The beginning starts with the basics. What do you do for work? Where do you live? Where did you grow up? What do you do for fun? (For those of you who are on the dating
sites, these are the beginning questions you can ask. Please don’t start off with questions about
sex or how many kids someone wants to have!
At least wait until the 2nd date for those kinds of
questions.)
I spoke with someone at a party recently. He was upset because he felt left out of
conversations. I tried to explain to him
that it takes time to be “one of the gang”.

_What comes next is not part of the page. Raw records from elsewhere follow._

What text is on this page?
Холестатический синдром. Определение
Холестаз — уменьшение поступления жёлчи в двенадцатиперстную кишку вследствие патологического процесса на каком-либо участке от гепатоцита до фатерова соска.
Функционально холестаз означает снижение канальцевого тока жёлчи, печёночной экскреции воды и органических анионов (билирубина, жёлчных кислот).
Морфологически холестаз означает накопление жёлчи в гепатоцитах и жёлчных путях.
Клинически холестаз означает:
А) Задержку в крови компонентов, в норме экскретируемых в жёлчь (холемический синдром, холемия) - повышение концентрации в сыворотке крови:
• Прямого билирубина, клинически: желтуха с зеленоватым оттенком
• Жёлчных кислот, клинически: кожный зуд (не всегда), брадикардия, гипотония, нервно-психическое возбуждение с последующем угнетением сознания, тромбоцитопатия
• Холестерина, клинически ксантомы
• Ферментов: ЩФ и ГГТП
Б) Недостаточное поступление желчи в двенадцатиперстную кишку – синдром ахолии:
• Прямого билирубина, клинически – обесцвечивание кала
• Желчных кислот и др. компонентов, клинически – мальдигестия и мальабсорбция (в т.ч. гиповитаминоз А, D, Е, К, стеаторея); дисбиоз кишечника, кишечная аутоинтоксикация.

That the others there had known each other for a really long time, and
had built up their friendships. How at
first we are all just circling any group of friends. But if we are patient and understand that
they need to get to know us and we need to get to know them, eventually we may
be inside that circle. Or, who knows,
maybe we will learn that we don’t want to be part of that circle. Unfortunately, my “words of wisdom” didn’t
seem to help this individual, and he ended up leaving the party very upset.
So, after the basics of getting to know each other are
out of the way, hopefully the conversations just flow naturally. You each will
get to know more about the other, and more about yourself as well. And if you spend enough time together, you
will get to know whether that person will be more than just an acquaintance. The
getting to know each other will determine what type of relationship you two
will have. That is, until you find out about the bodies buried in the basement!